US retail investors aren’t going sour on stocks

It is the unprecedented scale of corporate buy-backs that is giving a different impression

Facts are facts, but their interpretation is often subject to preconceived notions that can be easily misunderstood.

US households have been net sellers of stocks for some time, which is a fact. The interpretation of this fact, however, can go badly awry.

The dangerous implicit assumption is that households are selling because they want to reduce their exposure to equities. That inference is incorrect. Rather, households are selling because companies are buying back shares and reducing the supply outstanding, which effectively forces households to sell.

And if households don’t really want to reduce their equity exposure, but are merely selling to try to swap into other equities, their collective efforts will drive up stock prices to higher levels.

Households have been sizeable net sellers of stock for years. In 2016, households (including non-profit organisations) sold $195.5 billion (Dh717.4 billion) of equities, according to the Fed’s latest Flow of Funds report. They also sold $116.6 billion in mutual funds, but purchased $188.4 billion in exchange-traded funds.

So, households were net sellers of $123.7 billion in equities — and hardly for the first time.

This is thought to be worrisome in some circles because households are bailing on their stock holdings at a time when valuations are supposedly stretched. If households are beginning to flee now, it is argued this is an early sign of a large impending decline in stock prices, as households really start heading for the hills.

This makes for a good story, but it’s wrong.

New share issuance

The key to a proper understanding of what is happening is to examine the behaviour of the nonfinancial corporate sector. US companies in 2016 sold a net negative $586.1 billion, meaning that businesses bought back this amount of shares outstanding, net of new share issuance.

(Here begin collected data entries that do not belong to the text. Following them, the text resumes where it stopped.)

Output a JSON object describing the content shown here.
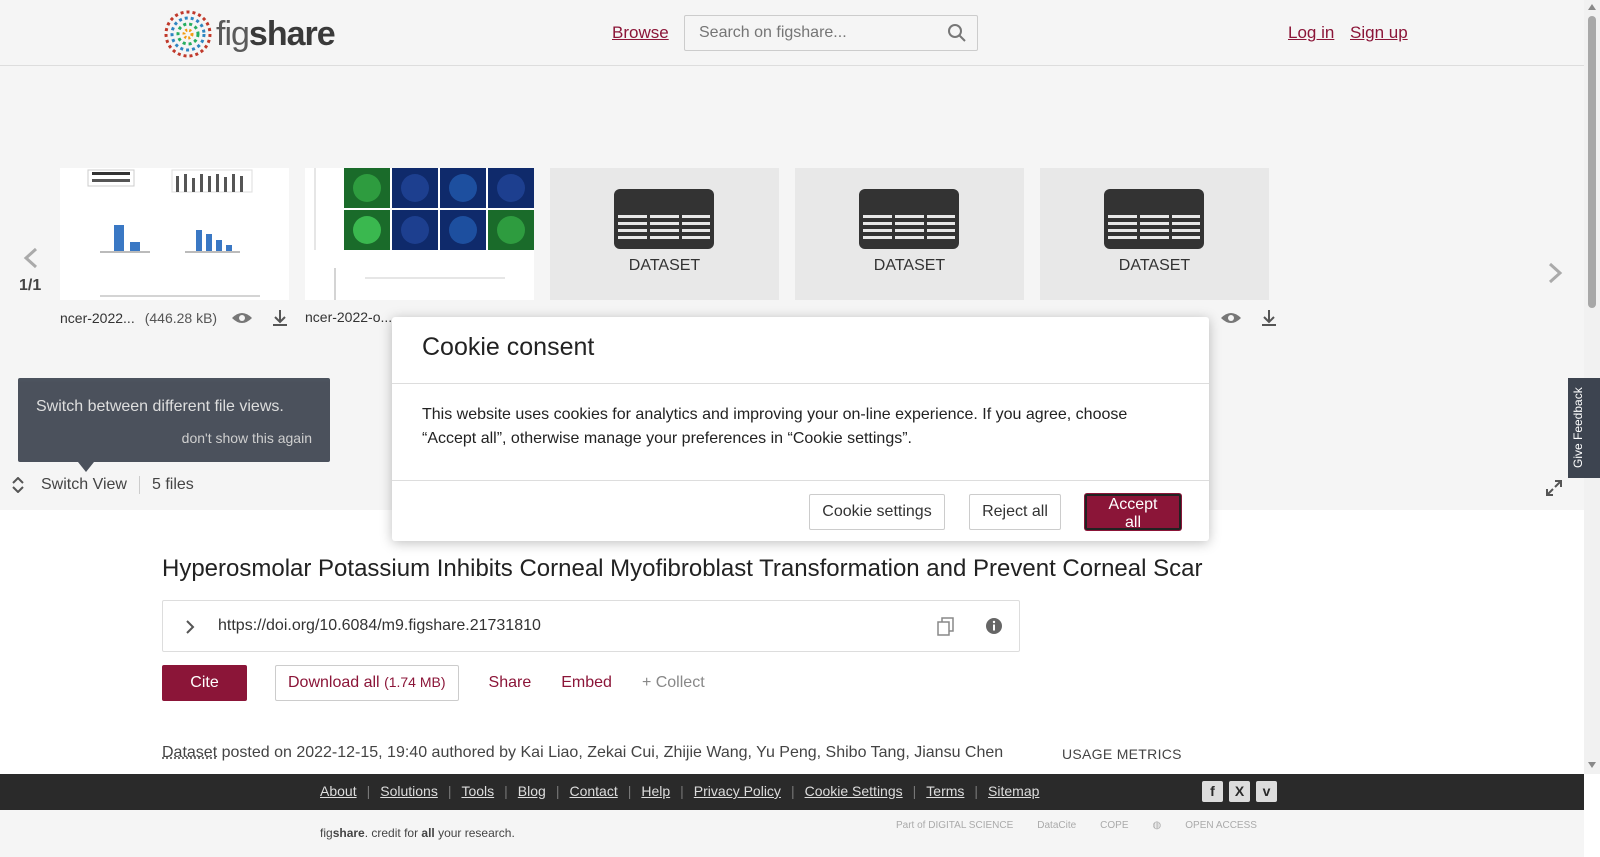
{
  "header": {
    "logo_prefix": "fig",
    "logo_suffix": "share",
    "browse": "Browse",
    "search_placeholder": "Search on figshare...",
    "login": "Log in",
    "signup": "Sign up"
  },
  "viewer": {
    "pager": "1/1",
    "files": [
      {
        "name": "ncer-2022...",
        "size": "(446.28 kB)"
      },
      {
        "name": "ncer-2022-o..."
      }
    ],
    "dataset_label": "DATASET",
    "tooltip_text": "Switch between different file views.",
    "tooltip_dismiss": "don't show this again",
    "switch_view": "Switch View",
    "file_count": "5 files",
    "feedback": "Give Feedback"
  },
  "article": {
    "title": "Hyperosmolar Potassium Inhibits Corneal Myofibroblast Transformation and Prevent Corneal Scar",
    "doi": "https://doi.org/10.6084/m9.figshare.21731810",
    "cite": "Cite",
    "download": "Download all",
    "download_size": "(1.74 MB)",
    "share": "Share",
    "embed": "Embed",
    "collect": "+ Collect",
    "type": "Dataset",
    "posted_text": "posted on 2022-12-15, 19:40 authored by Kai Liao, Zekai Cui, Zhijie Wang, Yu Peng, Shibo Tang, Jiansu Chen",
    "usage": "USAGE METRICS"
  },
  "footer": {
    "links": [
      "About",
      "Solutions",
      "Tools",
      "Blog",
      "Contact",
      "Help",
      "Privacy Policy",
      "Cookie Settings",
      "Terms",
      "Sitemap"
    ],
    "social": [
      "f",
      "X",
      "v"
    ],
    "tagline_pre": "fig",
    "tagline_bold": "share",
    "tagline_mid": ". credit for ",
    "tagline_all": "all",
    "tagline_post": " your research.",
    "partners": [
      "Part of DIGITAL SCIENCE",
      "DataCite",
      "COPE",
      "",
      "OPEN ACCESS"
    ]
  },
  "cookie": {
    "title": "Cookie consent",
    "body": "This website uses cookies for analytics and improving your on-line experience. If you agree, choose “Accept all”, otherwise manage your preferences in “Cookie settings”.",
    "settings": "Cookie settings",
    "reject": "Reject all",
    "accept": "Accept all"
  },
  "colors": {
    "brand": "#8b1538",
    "footer": "#2a2a2a",
    "tooltip": "#3d4450"
  }
}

Plenty of companies go public via an initial public offering, or other companies issue stock in secondary offerings, and both increase the float of shares outstanding. But even more companies have been using their growing profits (or debt issuance) to finance repurchases of their own shares or to acquire other companies for cash.

This reduces the number of shares outstanding. On a net basis, companies have been major buyers of their own publicly traded stock. Implicitly, companies are suggesting they think their shares are not overvalued and they represent a good use of corporate capital.

If companies bought back $586.1 billion in shares and households sold only $123.7 billion, everyone else collectively sold the difference, $462.4 billion, a whopping amount.

These sellers include financial companies, foreign investors and central banks.

So, what are we to make from these data? The driving force in this process is unquestionably the corporate sector, since it makes the key decision whether to issue new stock or to buy back shares. Households and everyone else are mostly just trading ownership among themselves.

We are collectively buyers or sellers merely as the complement to the activity of corporations. So if the corporate sector chooses to buy back stock in significant amounts, households become net sellers unless individuals become so aggressive in their efforts to buy shares that they force the remaining players to become net sellers.

Share valuations

In fact, households don’t seem to want to reduce their stock holdings. Although households were net sellers of stock in 2016, their holdings in equities increased! The appreciating stock market caused share valuations to rise by more than households sold.

So, while households were net sellers of equities in 2016, their holdings of stocks increased and their activities reveal little about whether the stock market is overvalued or at risk of a sizeable decline.

Instead, given that households are still allowing the value of their net holdings to increase, it seems more likely that they are quite happy to add to their equity portfolios. This is very tough to accomplish when corporations are buying back stock and shrinking the floating supply of shares.

But as households add equities to their portfolios, they provide considerable support to stock prices.